Monday, 17 March 2014

Kyle McGee's 'Bruno Latour: The Normativity of Networks'


I'm currently reading the above.  I had to order it on inter-library loan (all the way from Scotland; thanks University of Glasgow!) as it's only available in hardback and for an utterly stupid price.  I hope it comes out in paperback soon; it's really very good.

For a start it's easily the best introduction to Latour's work I've read.  It is right up to date, including a discussion of the modes of existence project but that's not its only quality – it's written with stunning clarity, has absolutely no wasted words and is just generally very fluid and readable while at the same time being impeccably precise.  It comes as no surprise that the author is a practicing lawyer as well as being a legal philosopher!

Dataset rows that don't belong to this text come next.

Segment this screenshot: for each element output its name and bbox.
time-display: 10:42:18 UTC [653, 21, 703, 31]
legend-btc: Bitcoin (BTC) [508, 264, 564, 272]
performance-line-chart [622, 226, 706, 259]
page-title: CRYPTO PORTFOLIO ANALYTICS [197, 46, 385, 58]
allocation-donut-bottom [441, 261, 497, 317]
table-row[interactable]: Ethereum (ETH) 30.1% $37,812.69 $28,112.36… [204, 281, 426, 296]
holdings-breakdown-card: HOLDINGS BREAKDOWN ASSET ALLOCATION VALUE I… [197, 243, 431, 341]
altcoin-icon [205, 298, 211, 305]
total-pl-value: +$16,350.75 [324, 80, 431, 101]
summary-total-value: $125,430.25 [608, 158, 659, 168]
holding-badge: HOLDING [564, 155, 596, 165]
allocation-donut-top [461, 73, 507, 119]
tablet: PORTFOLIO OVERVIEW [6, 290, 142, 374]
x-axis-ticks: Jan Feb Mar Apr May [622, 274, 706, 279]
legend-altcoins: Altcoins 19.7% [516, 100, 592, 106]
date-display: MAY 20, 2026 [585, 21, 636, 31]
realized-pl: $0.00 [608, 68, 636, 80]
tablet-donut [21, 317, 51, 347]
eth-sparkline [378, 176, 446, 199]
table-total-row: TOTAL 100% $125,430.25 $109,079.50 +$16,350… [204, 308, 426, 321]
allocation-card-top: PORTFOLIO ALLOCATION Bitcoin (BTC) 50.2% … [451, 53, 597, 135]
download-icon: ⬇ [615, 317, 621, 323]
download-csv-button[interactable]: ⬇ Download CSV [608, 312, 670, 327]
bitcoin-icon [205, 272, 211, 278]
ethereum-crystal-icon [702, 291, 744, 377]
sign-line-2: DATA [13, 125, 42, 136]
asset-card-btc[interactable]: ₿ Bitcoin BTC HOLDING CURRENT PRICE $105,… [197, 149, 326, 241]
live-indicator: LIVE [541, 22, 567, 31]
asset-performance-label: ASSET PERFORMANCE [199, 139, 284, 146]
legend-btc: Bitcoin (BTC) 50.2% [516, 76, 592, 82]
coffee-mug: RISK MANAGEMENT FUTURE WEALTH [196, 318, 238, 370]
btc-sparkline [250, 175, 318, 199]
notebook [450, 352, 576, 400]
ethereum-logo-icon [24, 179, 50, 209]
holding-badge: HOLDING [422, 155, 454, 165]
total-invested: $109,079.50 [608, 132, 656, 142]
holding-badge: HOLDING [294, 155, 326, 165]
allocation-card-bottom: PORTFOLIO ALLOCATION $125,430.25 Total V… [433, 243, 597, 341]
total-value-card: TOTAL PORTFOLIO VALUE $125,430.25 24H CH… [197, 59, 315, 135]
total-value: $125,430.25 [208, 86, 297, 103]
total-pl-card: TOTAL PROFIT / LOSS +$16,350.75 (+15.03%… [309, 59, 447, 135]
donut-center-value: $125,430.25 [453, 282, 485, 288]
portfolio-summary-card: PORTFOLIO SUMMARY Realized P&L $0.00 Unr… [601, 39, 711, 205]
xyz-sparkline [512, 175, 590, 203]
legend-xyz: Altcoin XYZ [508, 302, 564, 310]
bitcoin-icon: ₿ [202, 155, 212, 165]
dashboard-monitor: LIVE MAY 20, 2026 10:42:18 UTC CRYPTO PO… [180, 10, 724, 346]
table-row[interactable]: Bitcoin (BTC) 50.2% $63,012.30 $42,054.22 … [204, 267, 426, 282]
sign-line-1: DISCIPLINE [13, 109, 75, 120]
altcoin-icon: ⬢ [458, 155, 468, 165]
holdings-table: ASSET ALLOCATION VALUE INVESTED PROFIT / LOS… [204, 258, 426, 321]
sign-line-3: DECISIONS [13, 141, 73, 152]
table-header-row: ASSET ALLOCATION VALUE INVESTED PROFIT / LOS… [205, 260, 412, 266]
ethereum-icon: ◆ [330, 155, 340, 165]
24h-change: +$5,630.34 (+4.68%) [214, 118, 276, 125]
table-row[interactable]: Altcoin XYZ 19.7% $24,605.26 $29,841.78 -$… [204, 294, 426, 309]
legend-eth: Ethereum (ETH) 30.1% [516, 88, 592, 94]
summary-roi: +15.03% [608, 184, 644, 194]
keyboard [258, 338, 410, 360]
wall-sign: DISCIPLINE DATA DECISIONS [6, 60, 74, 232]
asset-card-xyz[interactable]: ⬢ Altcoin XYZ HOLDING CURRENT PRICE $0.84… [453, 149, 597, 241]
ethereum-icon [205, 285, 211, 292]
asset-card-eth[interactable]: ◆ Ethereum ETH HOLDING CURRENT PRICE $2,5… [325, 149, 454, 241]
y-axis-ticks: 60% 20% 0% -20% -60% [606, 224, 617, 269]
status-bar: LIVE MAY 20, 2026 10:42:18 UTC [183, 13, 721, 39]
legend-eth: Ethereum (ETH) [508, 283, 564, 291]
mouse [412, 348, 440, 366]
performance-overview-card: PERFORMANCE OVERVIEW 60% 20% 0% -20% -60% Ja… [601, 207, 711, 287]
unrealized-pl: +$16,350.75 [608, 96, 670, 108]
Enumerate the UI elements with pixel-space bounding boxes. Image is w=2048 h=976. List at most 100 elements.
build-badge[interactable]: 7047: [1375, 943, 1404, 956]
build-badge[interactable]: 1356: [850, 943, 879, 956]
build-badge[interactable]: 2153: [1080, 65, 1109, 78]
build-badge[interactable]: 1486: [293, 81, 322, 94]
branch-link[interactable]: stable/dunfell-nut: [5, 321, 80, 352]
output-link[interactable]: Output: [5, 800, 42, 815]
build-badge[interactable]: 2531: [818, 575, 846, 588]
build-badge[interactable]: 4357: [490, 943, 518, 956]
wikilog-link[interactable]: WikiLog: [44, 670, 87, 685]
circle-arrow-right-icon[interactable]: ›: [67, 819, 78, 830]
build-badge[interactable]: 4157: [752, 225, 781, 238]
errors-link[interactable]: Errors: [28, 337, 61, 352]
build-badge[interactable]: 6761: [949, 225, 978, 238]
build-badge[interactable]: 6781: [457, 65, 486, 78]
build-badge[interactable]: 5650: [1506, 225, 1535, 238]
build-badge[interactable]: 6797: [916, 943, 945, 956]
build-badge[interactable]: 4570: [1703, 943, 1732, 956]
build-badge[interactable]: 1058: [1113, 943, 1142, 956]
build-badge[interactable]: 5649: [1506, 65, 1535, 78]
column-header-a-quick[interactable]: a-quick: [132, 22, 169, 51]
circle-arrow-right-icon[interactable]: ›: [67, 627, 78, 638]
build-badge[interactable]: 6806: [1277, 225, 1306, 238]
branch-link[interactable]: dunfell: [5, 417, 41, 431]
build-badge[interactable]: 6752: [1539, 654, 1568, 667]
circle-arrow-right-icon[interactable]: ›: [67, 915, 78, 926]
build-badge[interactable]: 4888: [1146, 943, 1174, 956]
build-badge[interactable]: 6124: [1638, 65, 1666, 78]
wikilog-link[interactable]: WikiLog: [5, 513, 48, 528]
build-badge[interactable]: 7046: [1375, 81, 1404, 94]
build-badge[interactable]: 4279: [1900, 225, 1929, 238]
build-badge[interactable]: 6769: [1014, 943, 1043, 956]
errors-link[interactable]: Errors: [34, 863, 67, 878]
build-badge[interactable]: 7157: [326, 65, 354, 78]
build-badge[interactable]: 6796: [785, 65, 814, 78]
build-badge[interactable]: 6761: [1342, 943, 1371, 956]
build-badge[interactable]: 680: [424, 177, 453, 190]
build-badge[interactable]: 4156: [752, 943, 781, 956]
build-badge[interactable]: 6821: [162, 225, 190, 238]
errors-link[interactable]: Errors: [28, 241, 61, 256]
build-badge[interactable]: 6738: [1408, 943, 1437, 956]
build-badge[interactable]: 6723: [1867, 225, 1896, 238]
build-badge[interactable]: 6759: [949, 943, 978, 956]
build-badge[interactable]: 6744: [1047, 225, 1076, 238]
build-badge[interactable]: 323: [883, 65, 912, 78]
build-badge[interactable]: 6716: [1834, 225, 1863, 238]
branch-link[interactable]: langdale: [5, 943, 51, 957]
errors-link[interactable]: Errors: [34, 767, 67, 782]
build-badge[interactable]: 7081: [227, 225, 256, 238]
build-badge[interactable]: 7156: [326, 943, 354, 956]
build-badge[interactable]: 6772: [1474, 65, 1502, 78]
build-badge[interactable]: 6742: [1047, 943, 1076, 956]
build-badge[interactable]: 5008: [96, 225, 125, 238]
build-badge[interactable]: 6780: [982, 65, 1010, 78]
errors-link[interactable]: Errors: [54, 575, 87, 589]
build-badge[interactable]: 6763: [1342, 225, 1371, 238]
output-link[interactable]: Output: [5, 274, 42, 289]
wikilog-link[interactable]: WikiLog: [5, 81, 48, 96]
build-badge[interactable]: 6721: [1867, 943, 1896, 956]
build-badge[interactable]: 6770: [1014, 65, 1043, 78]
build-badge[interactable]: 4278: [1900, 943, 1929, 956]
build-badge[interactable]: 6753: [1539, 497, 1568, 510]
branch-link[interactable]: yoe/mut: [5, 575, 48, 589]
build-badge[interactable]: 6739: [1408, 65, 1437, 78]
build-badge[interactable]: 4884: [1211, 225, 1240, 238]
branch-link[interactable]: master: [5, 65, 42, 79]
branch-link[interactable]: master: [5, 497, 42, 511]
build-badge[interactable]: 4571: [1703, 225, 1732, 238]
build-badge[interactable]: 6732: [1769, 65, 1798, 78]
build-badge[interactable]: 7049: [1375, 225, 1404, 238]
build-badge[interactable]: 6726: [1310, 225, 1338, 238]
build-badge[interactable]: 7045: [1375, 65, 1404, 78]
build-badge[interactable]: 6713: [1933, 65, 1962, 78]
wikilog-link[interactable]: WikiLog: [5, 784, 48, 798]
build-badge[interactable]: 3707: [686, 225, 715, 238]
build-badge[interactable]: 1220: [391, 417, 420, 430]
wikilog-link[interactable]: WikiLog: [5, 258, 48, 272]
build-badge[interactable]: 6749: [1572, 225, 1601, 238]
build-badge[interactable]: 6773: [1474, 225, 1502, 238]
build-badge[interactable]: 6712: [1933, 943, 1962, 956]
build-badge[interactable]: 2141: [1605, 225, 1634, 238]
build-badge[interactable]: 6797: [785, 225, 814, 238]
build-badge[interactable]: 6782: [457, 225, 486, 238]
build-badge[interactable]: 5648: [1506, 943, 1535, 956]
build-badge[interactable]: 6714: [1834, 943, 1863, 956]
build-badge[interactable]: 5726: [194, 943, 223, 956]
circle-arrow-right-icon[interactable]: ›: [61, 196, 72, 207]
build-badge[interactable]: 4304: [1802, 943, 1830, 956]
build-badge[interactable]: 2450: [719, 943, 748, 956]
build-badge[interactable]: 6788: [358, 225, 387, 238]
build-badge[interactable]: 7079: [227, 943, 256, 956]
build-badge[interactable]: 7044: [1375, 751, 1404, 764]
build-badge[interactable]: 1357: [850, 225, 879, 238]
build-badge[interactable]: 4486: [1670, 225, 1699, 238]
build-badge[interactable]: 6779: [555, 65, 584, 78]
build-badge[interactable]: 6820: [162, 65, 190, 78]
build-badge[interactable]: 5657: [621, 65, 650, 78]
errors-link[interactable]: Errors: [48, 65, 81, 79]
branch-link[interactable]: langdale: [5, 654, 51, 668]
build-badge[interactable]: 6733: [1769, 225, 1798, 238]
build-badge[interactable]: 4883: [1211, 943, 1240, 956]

I'm yet to get deep into the philosophy of law part so I'll reserve judgement on that for now.  But, based on early impressions, I highly recommend it to anyone wanting an introduction to Latour's work in general and, of course, anyone interested in socio-legal studies or anything of the sort should get their hands on it if they possibly can.

There are three extracts from the book on the AIME website (registration required):
The co-presence of [pol] and [law]
The ontology of lawyer jokes
Legal reasoning as de-stratification

I may write a (somewhat) more substantial review when I've finished the book.